Figure 9 presents 45hrs isothermal runs for Mn${}_{Ce{O}_2}$, Ru${}_{Ce{O}_2}$, Ru${}_{M{n}_{10},Ce{O}_2}$ and the CeO${}_2$ support at 320${}^{\circ }$C in 10% NO, 6% O${}_2$, 15% H${}_2$O and rest Ar at WHSV= 24,000 Ncm${}^3$/g${}_{gcat}h$ at ambient pressure. The isothermal activity of the Ru${}_{Ce{O}_2}$ and Ru${}_{M{n}_{10},Ce{O}_2}$ catalyst stabilised after 10hrs of the experimental run. However, NO conversion for Mn${}_{Ce{O}_2}$ decreased over time and eventually resembling the NO conversion obtained over the CeO${}_2$ support, thus indicating deactivation.
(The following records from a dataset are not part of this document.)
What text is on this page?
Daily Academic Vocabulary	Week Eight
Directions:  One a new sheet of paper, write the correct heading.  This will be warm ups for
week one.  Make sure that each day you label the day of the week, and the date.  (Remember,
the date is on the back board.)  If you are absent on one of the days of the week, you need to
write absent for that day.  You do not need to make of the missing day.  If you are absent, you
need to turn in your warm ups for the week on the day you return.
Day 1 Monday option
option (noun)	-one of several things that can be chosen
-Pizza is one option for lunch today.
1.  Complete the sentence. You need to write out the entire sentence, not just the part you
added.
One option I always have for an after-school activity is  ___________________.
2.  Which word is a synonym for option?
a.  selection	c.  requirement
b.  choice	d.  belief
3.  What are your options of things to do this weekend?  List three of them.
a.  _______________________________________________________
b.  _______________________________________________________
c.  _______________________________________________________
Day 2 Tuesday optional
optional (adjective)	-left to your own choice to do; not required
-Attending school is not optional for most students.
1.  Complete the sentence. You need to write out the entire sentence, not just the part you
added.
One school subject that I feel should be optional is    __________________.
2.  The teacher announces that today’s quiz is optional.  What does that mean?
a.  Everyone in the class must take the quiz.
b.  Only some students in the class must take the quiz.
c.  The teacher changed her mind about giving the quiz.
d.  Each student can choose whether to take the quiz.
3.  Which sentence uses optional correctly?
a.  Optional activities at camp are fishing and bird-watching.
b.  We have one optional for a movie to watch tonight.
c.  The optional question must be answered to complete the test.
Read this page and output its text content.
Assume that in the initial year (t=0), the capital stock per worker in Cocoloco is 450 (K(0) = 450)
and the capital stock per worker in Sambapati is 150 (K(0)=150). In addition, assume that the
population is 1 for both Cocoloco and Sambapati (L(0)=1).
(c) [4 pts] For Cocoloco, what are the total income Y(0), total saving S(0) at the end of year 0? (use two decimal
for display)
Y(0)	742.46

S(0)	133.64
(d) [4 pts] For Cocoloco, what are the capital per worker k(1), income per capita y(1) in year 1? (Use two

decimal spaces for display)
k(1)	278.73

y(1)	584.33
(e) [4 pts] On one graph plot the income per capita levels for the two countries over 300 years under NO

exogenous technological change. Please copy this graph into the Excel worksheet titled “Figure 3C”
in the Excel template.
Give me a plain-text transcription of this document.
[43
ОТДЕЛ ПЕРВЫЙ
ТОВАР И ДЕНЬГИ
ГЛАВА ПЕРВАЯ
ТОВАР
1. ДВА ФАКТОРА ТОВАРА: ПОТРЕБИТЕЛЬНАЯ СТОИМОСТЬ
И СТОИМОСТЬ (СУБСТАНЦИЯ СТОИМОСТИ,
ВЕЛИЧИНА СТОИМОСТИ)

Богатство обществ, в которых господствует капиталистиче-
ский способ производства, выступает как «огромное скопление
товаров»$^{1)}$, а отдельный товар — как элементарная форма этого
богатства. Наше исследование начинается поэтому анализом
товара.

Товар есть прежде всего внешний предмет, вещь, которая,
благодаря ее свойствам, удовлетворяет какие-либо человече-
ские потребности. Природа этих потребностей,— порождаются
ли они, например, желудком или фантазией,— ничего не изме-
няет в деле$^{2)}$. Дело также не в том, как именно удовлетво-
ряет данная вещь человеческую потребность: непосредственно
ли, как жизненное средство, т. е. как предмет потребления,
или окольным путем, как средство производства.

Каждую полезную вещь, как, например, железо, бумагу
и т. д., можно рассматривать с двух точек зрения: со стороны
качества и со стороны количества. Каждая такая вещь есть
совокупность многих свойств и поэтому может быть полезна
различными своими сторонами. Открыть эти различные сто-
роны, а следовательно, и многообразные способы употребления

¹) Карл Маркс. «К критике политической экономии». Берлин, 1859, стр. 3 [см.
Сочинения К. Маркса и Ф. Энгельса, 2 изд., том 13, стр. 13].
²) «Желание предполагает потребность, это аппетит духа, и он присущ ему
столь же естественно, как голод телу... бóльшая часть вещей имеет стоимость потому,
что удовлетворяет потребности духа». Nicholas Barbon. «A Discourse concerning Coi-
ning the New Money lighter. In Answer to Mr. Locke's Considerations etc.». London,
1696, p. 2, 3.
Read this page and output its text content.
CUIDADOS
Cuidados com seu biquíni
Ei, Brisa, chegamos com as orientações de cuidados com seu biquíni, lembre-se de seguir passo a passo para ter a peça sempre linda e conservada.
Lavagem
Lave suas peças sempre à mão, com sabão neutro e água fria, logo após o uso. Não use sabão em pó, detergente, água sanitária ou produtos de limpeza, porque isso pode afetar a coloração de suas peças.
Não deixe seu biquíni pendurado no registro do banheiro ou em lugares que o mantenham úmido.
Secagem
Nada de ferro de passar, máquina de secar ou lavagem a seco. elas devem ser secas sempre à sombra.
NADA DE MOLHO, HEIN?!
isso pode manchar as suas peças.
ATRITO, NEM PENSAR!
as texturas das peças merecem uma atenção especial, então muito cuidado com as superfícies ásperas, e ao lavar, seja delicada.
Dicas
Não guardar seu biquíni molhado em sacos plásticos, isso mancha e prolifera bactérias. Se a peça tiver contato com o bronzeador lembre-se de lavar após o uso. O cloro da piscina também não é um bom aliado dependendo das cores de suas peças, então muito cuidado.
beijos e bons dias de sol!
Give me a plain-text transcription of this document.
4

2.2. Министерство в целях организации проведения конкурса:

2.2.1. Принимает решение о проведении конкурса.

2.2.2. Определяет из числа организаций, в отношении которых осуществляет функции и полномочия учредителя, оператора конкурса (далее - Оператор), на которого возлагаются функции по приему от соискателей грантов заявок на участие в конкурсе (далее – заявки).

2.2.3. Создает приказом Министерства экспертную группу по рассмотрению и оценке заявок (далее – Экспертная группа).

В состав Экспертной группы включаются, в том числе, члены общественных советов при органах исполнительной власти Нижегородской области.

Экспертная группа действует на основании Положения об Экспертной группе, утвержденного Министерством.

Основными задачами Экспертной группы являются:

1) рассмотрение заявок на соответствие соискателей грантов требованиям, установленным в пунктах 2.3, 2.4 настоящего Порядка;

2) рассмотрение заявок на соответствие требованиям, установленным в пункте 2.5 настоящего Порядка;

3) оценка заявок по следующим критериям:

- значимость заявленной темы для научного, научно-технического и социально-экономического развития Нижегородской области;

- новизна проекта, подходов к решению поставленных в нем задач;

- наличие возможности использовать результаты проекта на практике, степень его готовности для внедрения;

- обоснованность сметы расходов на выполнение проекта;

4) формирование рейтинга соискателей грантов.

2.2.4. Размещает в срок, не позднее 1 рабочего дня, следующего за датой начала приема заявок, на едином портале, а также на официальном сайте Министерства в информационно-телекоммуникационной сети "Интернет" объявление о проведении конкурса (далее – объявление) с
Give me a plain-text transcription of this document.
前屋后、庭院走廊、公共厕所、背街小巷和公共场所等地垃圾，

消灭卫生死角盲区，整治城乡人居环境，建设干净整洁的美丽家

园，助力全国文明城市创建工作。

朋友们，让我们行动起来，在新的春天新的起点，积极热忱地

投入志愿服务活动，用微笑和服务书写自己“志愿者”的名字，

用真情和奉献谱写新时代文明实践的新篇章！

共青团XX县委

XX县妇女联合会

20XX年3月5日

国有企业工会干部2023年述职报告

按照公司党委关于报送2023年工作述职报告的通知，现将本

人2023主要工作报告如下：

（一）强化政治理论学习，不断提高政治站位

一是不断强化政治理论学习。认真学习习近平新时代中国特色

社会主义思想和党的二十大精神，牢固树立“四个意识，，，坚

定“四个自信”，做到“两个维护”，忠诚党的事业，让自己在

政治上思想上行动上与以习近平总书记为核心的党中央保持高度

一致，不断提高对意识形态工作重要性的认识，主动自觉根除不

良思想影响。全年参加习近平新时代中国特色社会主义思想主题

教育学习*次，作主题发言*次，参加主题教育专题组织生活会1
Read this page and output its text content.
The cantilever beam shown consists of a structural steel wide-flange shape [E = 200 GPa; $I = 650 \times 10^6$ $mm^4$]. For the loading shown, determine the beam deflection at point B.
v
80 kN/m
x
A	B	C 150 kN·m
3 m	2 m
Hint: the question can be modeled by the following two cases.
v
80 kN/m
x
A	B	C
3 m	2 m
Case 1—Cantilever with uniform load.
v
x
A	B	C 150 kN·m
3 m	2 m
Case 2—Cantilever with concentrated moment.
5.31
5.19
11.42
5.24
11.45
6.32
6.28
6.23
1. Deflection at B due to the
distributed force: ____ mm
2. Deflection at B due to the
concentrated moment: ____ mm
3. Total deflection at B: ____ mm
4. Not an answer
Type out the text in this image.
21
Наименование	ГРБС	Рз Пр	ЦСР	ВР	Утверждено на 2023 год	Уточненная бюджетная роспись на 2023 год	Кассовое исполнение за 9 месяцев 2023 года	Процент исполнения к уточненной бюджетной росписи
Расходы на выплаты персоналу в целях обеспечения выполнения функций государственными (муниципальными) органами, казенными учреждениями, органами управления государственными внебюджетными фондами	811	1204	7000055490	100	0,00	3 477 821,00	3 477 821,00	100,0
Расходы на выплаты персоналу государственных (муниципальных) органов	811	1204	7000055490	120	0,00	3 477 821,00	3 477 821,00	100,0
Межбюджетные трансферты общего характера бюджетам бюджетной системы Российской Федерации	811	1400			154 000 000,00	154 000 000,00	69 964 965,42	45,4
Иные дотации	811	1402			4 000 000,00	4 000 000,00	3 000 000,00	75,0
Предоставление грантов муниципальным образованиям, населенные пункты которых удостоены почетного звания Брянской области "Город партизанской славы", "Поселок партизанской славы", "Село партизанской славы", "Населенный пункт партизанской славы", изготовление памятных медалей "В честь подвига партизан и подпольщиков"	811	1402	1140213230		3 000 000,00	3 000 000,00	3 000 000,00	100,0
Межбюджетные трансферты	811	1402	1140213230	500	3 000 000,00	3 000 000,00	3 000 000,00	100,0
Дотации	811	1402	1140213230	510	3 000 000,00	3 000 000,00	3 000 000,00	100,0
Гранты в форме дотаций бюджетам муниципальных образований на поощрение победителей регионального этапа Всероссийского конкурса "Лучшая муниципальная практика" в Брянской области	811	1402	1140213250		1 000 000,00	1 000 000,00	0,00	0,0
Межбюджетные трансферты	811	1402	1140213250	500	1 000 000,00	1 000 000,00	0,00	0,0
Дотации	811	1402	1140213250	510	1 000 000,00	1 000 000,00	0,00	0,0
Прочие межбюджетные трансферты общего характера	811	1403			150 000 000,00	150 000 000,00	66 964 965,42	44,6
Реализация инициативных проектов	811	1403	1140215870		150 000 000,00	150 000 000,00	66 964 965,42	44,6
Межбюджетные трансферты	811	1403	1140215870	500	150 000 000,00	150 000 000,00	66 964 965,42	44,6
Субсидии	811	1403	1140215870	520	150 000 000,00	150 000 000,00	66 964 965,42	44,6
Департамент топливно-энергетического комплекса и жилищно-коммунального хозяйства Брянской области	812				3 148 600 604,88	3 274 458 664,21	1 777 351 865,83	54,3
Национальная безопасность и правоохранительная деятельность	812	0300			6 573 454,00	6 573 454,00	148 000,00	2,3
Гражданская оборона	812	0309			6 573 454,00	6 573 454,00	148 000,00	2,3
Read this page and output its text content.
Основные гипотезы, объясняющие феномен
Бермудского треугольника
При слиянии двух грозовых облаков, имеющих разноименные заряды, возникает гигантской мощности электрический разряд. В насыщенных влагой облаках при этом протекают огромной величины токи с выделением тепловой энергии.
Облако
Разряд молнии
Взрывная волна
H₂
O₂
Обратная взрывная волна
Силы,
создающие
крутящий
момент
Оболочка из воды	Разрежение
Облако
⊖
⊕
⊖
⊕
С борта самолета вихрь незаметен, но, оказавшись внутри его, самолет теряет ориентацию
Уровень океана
This deactivation of manganese can be due to MnO${}_2$ reducing to Mn${}_2$O${}_3$ as previously seen for Mn/ZrO${}_2$ catalysts [20]. The addition of 10wt.% manganese clearly enhanced the low-temperature activity of the Ru${}_{Ce{O}_2}$ catalyst and the catalyst was stable throughout 45hrs of an isothermal run at 320${}^{\circ }$C at ambient pressure.

4. Conclusions

This work has explored various monometallic and bimetallic catalysts for NO to NO${}_2$ oxidation at industrial nitric acid production conditions. The effect of temperature was investigated, along with the inhibition effect of the product NO${}_2$ in the feed. Among all monometallic catalysts, Period 4 metal-containing catalysts had the highest low-temperature NO oxidation activity. However, the Ru${}_{Ce{O}_2}$ and Ir${}_{Ce{O}_2}$ catalysts were the only two catalysts that could reach NO-NO${}_2$ equilibrium in the measured temperature range (150-400${}^{\circ }$C) in the absence of NO${}_2$ in the feed. In the presence of NO${}_2$, only the Ru${}_{Ce{O}_2}$ catalyst reached equilibrium conversion at 400${}^{\circ }$C with an apparent activation energy of 81.7 kJ/mol. In comparison to most monometallic catalysts, bimetallic catalysts with 5 and 10wt.% manganese loading attained NO-NO${}_2$ equilibrium in presence and absence of NO${}_2$ at lower temperatures (ca. 400${}^{\circ }$C). The Ru${}_{M{n}_{10},Ce{O}_2}$ catalyst proved to be the most active catalyst with an apparent activation energy of 39.4 kJ/mol and 85.4 kJ/mol in the absence and presence of NO${}_2$, respectively. These results illustrate that the CeO${}_2$-supported bimetallic ruthenium-manganese catalysts are promising for oxidising NO to NO${}_2$ at low temperatures in industrial nitric acid production conditions.